Enviro News - April 2010
Is Arctic Rain the Latest Climate Change Signal?
Posted by Enviro News' Global Correspondent on 28/04/2010 - 11:15:00
A recent Arctic rain shower has been viewed as a signal of the impact of climate change on the planet.
The shower fell over the Canadian Arctic and lasted for just three minutes, but according to the British explorers that encountered it, it can be regarded as a startling event. “It's definitely a shocker...the general feeling within the polar community is that rainfall in the high Canadian Arctic in April is a freak event”, the head explorer involved, Pen Hadow, advised news agency Reuter, adding: “Scientists would tell us that we can expect increasingly to experience these sorts of outcomes as the climate warms.”
Global warming is affecting the Arctic with three times more impact than anywhere else on the planet: a trend linked by scientists to accumulated atmospheric greenhouse gas concentrations.
Arctic Rain
According to another of the explorers stationed in Canada, the Arctic rain shower superseded several days of rising temperatures. “Rain isn't something you expect in the Arctic and a lot of us came up here to be away from that kind of weather”, Tyler Fish explained, adding: “We worry that if it's too warm maybe some of the scientific samples will start to thaw...or the food will get too warm and spoil.”

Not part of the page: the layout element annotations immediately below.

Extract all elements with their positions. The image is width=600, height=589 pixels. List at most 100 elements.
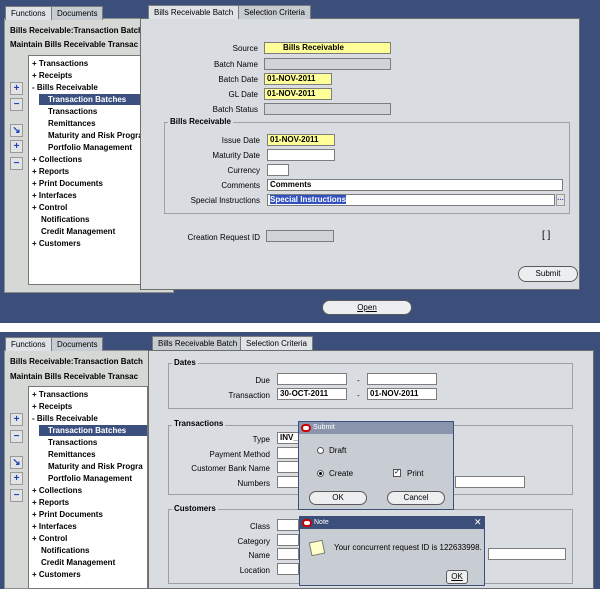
name-label: Name — [248, 551, 270, 560]
transaction-from-field[interactable]: 30-OCT-2011 — [277, 388, 347, 400]
tree-item-transactions[interactable]: + Transactions — [32, 389, 88, 400]
tree-item-customers[interactable]: + Customers — [32, 238, 81, 249]
tree-item-portfolio[interactable]: Portfolio Management — [48, 473, 132, 484]
category-field[interactable] — [277, 534, 299, 546]
top-batch-name-label: Batch Name — [213, 60, 258, 69]
location-label: Location — [239, 566, 270, 575]
top-tab-functions[interactable]: Functions — [5, 6, 52, 20]
location-field[interactable] — [277, 563, 299, 575]
top-batch-date-field[interactable]: 01-NOV-2011 — [264, 73, 332, 85]
tree-item-credit-management[interactable]: Credit Management — [41, 557, 115, 568]
top-collapse-button[interactable]: − — [10, 98, 23, 111]
note-ok-button[interactable]: OK — [446, 570, 468, 584]
tree-item-receipts[interactable]: + Receipts — [32, 70, 72, 81]
numbers-to-field[interactable] — [455, 476, 525, 488]
top-tab-documents[interactable]: Documents — [51, 6, 104, 20]
tree-item-collections[interactable]: + Collections — [32, 485, 82, 496]
payment-method-field[interactable] — [277, 447, 299, 459]
note-icon — [308, 539, 326, 557]
tree-item-interfaces[interactable]: + Interfaces — [32, 521, 77, 532]
top-creation-field[interactable] — [266, 230, 334, 242]
tree-item-transactions[interactable]: + Transactions — [32, 58, 88, 69]
bottom-nav-title-1: Bills Receivable:Transaction Batch — [10, 357, 143, 366]
top-gl-date-field[interactable]: 01-NOV-2011 — [264, 88, 332, 100]
bottom-tab-documents[interactable]: Documents — [51, 337, 104, 351]
tree-item-remittances[interactable]: Remittances — [48, 449, 96, 460]
tree-item-print-documents[interactable]: + Print Documents — [32, 178, 103, 189]
transaction-to-field[interactable]: 01-NOV-2011 — [367, 388, 437, 400]
tree-item-remittances[interactable]: Remittances — [48, 118, 96, 129]
top-bracket-field[interactable]: [ ] — [542, 230, 550, 241]
name-field[interactable] — [277, 548, 299, 560]
bottom-tab-br-batch[interactable]: Bills Receivable Batch — [152, 336, 244, 350]
tree-item-reports[interactable]: + Reports — [32, 166, 69, 177]
tree-item-br-transactions[interactable]: Transactions — [48, 437, 97, 448]
top-special-field[interactable]: Special Instructions — [267, 194, 555, 206]
create-radio[interactable] — [317, 470, 324, 477]
print-checkbox[interactable]: ✓ — [393, 469, 401, 477]
print-label: Print — [407, 469, 424, 478]
bottom-expand-button[interactable]: + — [10, 413, 23, 426]
tree-item-portfolio[interactable]: Portfolio Management — [48, 142, 132, 153]
tree-item-receipts[interactable]: + Receipts — [32, 401, 72, 412]
top-maturity-field[interactable] — [267, 149, 335, 161]
top-issue-date-field[interactable]: 01-NOV-2011 — [267, 134, 335, 146]
tree-item-br-transactions[interactable]: Transactions — [48, 106, 97, 117]
oracle-logo-icon — [301, 424, 311, 432]
numbers-label: Numbers — [237, 479, 270, 488]
tree-item-credit-management[interactable]: Credit Management — [41, 226, 115, 237]
bottom-tab-selection-criteria[interactable]: Selection Criteria — [240, 336, 313, 350]
submit-ok-button[interactable]: OK — [309, 491, 367, 505]
close-icon[interactable]: ✕ — [474, 517, 482, 528]
top-open-button[interactable]: Open — [322, 300, 412, 315]
tree-item-maturity-risk[interactable]: Maturity and Risk Progra — [48, 461, 143, 472]
tree-item-interfaces[interactable]: + Interfaces — [32, 190, 77, 201]
tree-item-notifications[interactable]: Notifications — [41, 545, 89, 556]
numbers-from-field[interactable] — [277, 476, 299, 488]
tree-item-reports[interactable]: + Reports — [32, 497, 69, 508]
tree-item-bills-receivable[interactable]: - Bills Receivable — [32, 82, 98, 93]
name-to-field[interactable] — [488, 548, 566, 560]
bottom-expand-all-button[interactable]: + — [10, 472, 23, 485]
tree-item-customers[interactable]: + Customers — [32, 569, 81, 580]
tree-item-transaction-batches[interactable]: Transaction Batches — [39, 425, 147, 436]
bottom-collapse-all-button[interactable]: − — [10, 489, 23, 502]
tree-item-transaction-batches[interactable]: Transaction Batches — [39, 94, 147, 105]
transaction-date-label: Transaction — [228, 391, 271, 400]
top-issue-date-label: Issue Date — [221, 136, 260, 145]
tree-item-control[interactable]: + Control — [32, 202, 67, 213]
tree-item-print-documents[interactable]: + Print Documents — [32, 509, 103, 520]
bottom-tab-functions[interactable]: Functions — [5, 337, 52, 351]
top-maturity-label: Maturity Date — [212, 151, 260, 160]
top-submit-button[interactable]: Submit — [518, 266, 578, 282]
draft-radio[interactable] — [317, 447, 324, 454]
top-collapse-all-button[interactable]: − — [10, 157, 23, 170]
top-tab-selection-criteria[interactable]: Selection Criteria — [238, 5, 311, 19]
class-field[interactable] — [277, 519, 299, 531]
customer-bank-field[interactable] — [277, 461, 299, 473]
tree-item-notifications[interactable]: Notifications — [41, 214, 89, 225]
due-from-field[interactable] — [277, 373, 347, 385]
note-message: Your concurrent request ID is 122633998. — [334, 543, 482, 552]
top-nav-title-1: Bills Receivable:Transaction Batch — [10, 26, 143, 35]
top-expand-button[interactable]: + — [10, 82, 23, 95]
top-tab-br-batch[interactable]: Bills Receivable Batch — [148, 5, 240, 19]
top-source-field[interactable]: Bills Receivable — [264, 42, 391, 54]
tree-item-collections[interactable]: + Collections — [32, 154, 82, 165]
top-special-more-button[interactable]: … — [556, 194, 565, 206]
top-currency-field[interactable] — [267, 164, 289, 176]
top-batch-name-field[interactable] — [264, 58, 391, 70]
tree-item-bills-receivable[interactable]: - Bills Receivable — [32, 413, 98, 424]
top-expand-branch-button[interactable]: ↘ — [10, 124, 23, 137]
tree-item-control[interactable]: + Control — [32, 533, 67, 544]
transaction-dash: - — [357, 391, 360, 400]
category-label: Category — [237, 537, 270, 546]
tree-item-maturity-risk[interactable]: Maturity and Risk Progra — [48, 130, 143, 141]
bottom-expand-branch-button[interactable]: ↘ — [10, 456, 23, 469]
top-expand-all-button[interactable]: + — [10, 140, 23, 153]
submit-cancel-button[interactable]: Cancel — [387, 491, 445, 505]
due-to-field[interactable] — [367, 373, 437, 385]
top-batch-status-field[interactable] — [264, 103, 391, 115]
top-comments-field[interactable]: Comments — [267, 179, 563, 191]
bottom-collapse-button[interactable]: − — [10, 430, 23, 443]
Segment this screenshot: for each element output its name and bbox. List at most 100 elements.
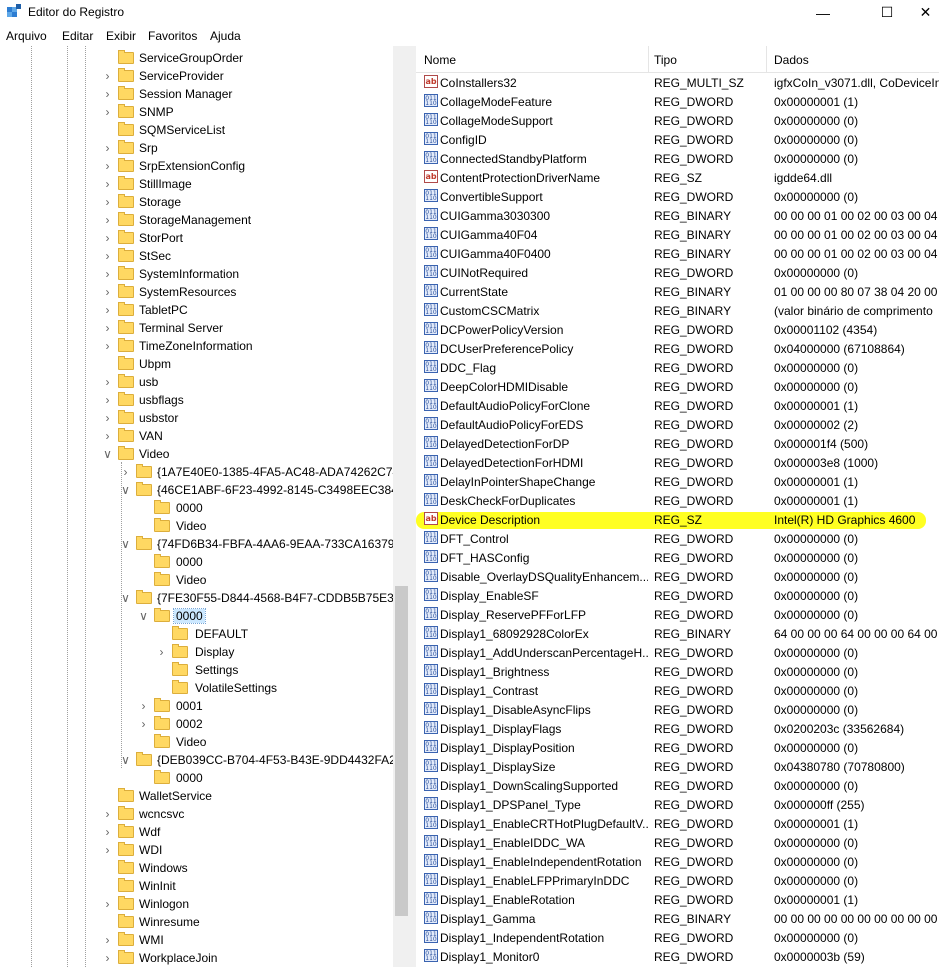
value-row[interactable]: 011 110 ConfigID REG_DWORD 0x00000000 (0) (416, 130, 939, 149)
tree-scrollbar[interactable] (393, 46, 410, 967)
maximize-button[interactable]: ☐ (864, 0, 910, 25)
value-row[interactable]: 011 110 DCPowerPolicyVersion REG_DWORD 0x000… (416, 320, 939, 339)
tree-node[interactable]: ∨ 0000 (0, 607, 395, 625)
chevron-right-icon[interactable]: › (103, 304, 112, 316)
menu-exibir[interactable]: Exibir (106, 29, 136, 43)
tree-node[interactable]: Windows (0, 859, 395, 877)
value-row[interactable]: 011 110 Display1_DPSPanel_Type REG_DWORD 0x0… (416, 795, 939, 814)
tree-node[interactable]: › StillImage (0, 175, 395, 193)
tree-node[interactable]: › Srp (0, 139, 395, 157)
tree-node[interactable]: › 0001 (0, 697, 395, 715)
value-row[interactable]: 011 110 ConvertibleSupport REG_DWORD 0x00000… (416, 187, 939, 206)
value-row[interactable]: 011 110 Display1_Gamma REG_BINARY 00 00 00 0… (416, 909, 939, 928)
value-row[interactable]: 011 110 CollageModeSupport REG_DWORD 0x00000… (416, 111, 939, 130)
chevron-right-icon[interactable]: › (103, 88, 112, 100)
tree-node[interactable]: ∨ Video (0, 445, 395, 463)
tree-node[interactable]: ∨ {74FD6B34-FBFA-4AA6-9EAA-733CA16379FE} (0, 535, 410, 553)
column-header-tipo[interactable]: Tipo (654, 53, 677, 67)
values-list[interactable]: Nome Tipo Dados ab CoInstallers32 REG_MULT… (416, 46, 939, 967)
tree-node[interactable]: › Display (0, 643, 395, 661)
menu-arquivo[interactable]: Arquivo (6, 29, 47, 43)
tree-node[interactable]: › {1A7E40E0-1385-4FA5-AC48-ADA74262C742} (0, 463, 410, 481)
value-row[interactable]: 011 110 CUIGamma3030300 REG_BINARY 00 00 00 … (416, 206, 939, 225)
chevron-right-icon[interactable]: › (103, 70, 112, 82)
tree-scrollbar-thumb[interactable] (395, 586, 408, 916)
chevron-right-icon[interactable]: › (103, 412, 112, 424)
chevron-down-icon[interactable]: ∨ (139, 610, 148, 622)
tree-node[interactable]: › StSec (0, 247, 395, 265)
value-row[interactable]: 011 110 CurrentState REG_BINARY 01 00 00 00 … (416, 282, 939, 301)
value-row[interactable]: ab CoInstallers32 REG_MULTI_SZ igfxCoIn_v30… (416, 73, 939, 92)
tree-node[interactable]: Settings (0, 661, 395, 679)
value-row[interactable]: 011 110 Display1_DisplaySize REG_DWORD 0x043… (416, 757, 939, 776)
chevron-right-icon[interactable]: › (103, 268, 112, 280)
tree-node[interactable]: › VAN (0, 427, 395, 445)
tree-node[interactable]: › 0002 (0, 715, 395, 733)
tree-node[interactable]: › StorageManagement (0, 211, 395, 229)
tree-node[interactable]: › Winlogon (0, 895, 395, 913)
chevron-right-icon[interactable]: › (157, 646, 166, 658)
tree-node[interactable]: Winresume (0, 913, 395, 931)
chevron-right-icon[interactable]: › (121, 466, 130, 478)
value-row[interactable]: 011 110 Display1_DisableAsyncFlips REG_DWOR… (416, 700, 939, 719)
chevron-right-icon[interactable]: › (103, 376, 112, 388)
menu-editar[interactable]: Editar (62, 29, 93, 43)
value-row[interactable]: 011 110 Display1_IndependentRotation REG_DW… (416, 928, 939, 947)
chevron-right-icon[interactable]: › (103, 430, 112, 442)
value-row[interactable]: 011 110 Disable_OverlayDSQualityEnhancem..… (416, 567, 939, 586)
tree-node[interactable]: › SystemResources (0, 283, 395, 301)
tree-node[interactable]: › usbflags (0, 391, 395, 409)
tree-node[interactable]: Video (0, 571, 395, 589)
value-row[interactable]: 011 110 Display1_EnableCRTHotPlugDefaultV.… (416, 814, 939, 833)
tree-node[interactable]: Video (0, 733, 395, 751)
value-row[interactable]: 011 110 DCUserPreferencePolicy REG_DWORD 0x0… (416, 339, 939, 358)
menu-favoritos[interactable]: Favoritos (148, 29, 197, 43)
value-row[interactable]: 011 110 Display1_EnableLFPPrimaryInDDC REG_… (416, 871, 939, 890)
chevron-right-icon[interactable]: › (139, 700, 148, 712)
chevron-right-icon[interactable]: › (103, 322, 112, 334)
tree-node[interactable]: ∨ {7FE30F55-D844-4568-B4F7-CDDB5B75E368} (0, 589, 410, 607)
tree-node[interactable]: ServiceGroupOrder (0, 49, 395, 67)
chevron-right-icon[interactable]: › (103, 214, 112, 226)
chevron-down-icon[interactable]: ∨ (121, 592, 130, 604)
chevron-right-icon[interactable]: › (103, 952, 112, 964)
column-header-nome[interactable]: Nome (424, 53, 456, 67)
value-row[interactable]: 011 110 CUINotRequired REG_DWORD 0x00000000 … (416, 263, 939, 282)
value-row[interactable]: 011 110 Display1_EnableIndependentRotation… (416, 852, 939, 871)
chevron-right-icon[interactable]: › (103, 340, 112, 352)
tree-node[interactable]: Ubpm (0, 355, 395, 373)
chevron-right-icon[interactable]: › (139, 718, 148, 730)
tree-node[interactable]: › Session Manager (0, 85, 395, 103)
value-row[interactable]: 011 110 CUIGamma40F0400 REG_BINARY 00 00 00 … (416, 244, 939, 263)
value-row[interactable]: 011 110 DelayInPointerShapeChange REG_DWORD… (416, 472, 939, 491)
value-row[interactable]: ab ContentProtectionDriverName REG_SZ igdde… (416, 168, 939, 187)
value-row[interactable]: 011 110 CUIGamma40F04 REG_BINARY 00 00 00 01… (416, 225, 939, 244)
value-row[interactable]: 011 110 Display1_DisplayPosition REG_DWORD 0… (416, 738, 939, 757)
value-row[interactable]: ab Device Description REG_SZ Intel(R) HD Gr… (416, 510, 939, 529)
value-row[interactable]: 011 110 Display1_EnableRotation REG_DWORD 0x… (416, 890, 939, 909)
tree-node[interactable]: DEFAULT (0, 625, 395, 643)
value-row[interactable]: 011 110 DefaultAudioPolicyForEDS REG_DWORD 0… (416, 415, 939, 434)
key-tree[interactable]: ServiceGroupOrder › ServiceProvider › Sessio… (0, 46, 410, 967)
tree-node[interactable]: WinInit (0, 877, 395, 895)
chevron-right-icon[interactable]: › (103, 844, 112, 856)
value-row[interactable]: 011 110 DefaultAudioPolicyForClone REG_DWOR… (416, 396, 939, 415)
value-row[interactable]: 011 110 DFT_HASConfig REG_DWORD 0x00000000 (… (416, 548, 939, 567)
tree-node[interactable]: 0000 (0, 769, 395, 787)
tree-node[interactable]: WalletService (0, 787, 395, 805)
menu-ajuda[interactable]: Ajuda (210, 29, 241, 43)
value-row[interactable]: 011 110 Display1_AddUnderscanPercentageH..… (416, 643, 939, 662)
chevron-right-icon[interactable]: › (103, 250, 112, 262)
value-row[interactable]: 011 110 DelayedDetectionForHDMI REG_DWORD 0x… (416, 453, 939, 472)
tree-node[interactable]: Video (0, 517, 395, 535)
chevron-right-icon[interactable]: › (103, 232, 112, 244)
tree-node[interactable]: 0000 (0, 553, 395, 571)
chevron-right-icon[interactable]: › (103, 286, 112, 298)
column-separator[interactable] (648, 46, 649, 72)
value-row[interactable]: 011 110 Display1_Monitor0 REG_DWORD 0x000000… (416, 947, 939, 966)
value-row[interactable]: 011 110 DeepColorHDMIDisable REG_DWORD 0x000… (416, 377, 939, 396)
tree-node[interactable]: › wcncsvc (0, 805, 395, 823)
value-row[interactable]: 011 110 Display1_EnableIDDC_WA REG_DWORD 0x0… (416, 833, 939, 852)
value-row[interactable]: 011 110 Display1_Brightness REG_DWORD 0x0000… (416, 662, 939, 681)
tree-node[interactable]: › Wdf (0, 823, 395, 841)
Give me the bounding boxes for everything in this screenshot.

The Canadian explorers’ base is located close to Elles Rignes Island – the 16th biggest island in Canada and the 69th biggest on Earth. The missions being carried out from the base include a study of the effects of increased CO2 uptake on ocean acidification.
Arctic Climate Change
According to Hadow, those involved in the Arctic climate change research have discovered unusually thin ice formations and ice movement beyond what had been anticipated.
Scientists have recently established that the Arctic Ocean no longer has thick ice coverage all year round: something that could lead to more trade routes being established for cargo ships.
According to data issued in the US, there was less Arctic ice overall in 2009 than in any other previous year, bar 2007 and 2008. In July 2009, NASA scientists issued a key climate change report, asserting that Arctic ice was both shrinking and thinning.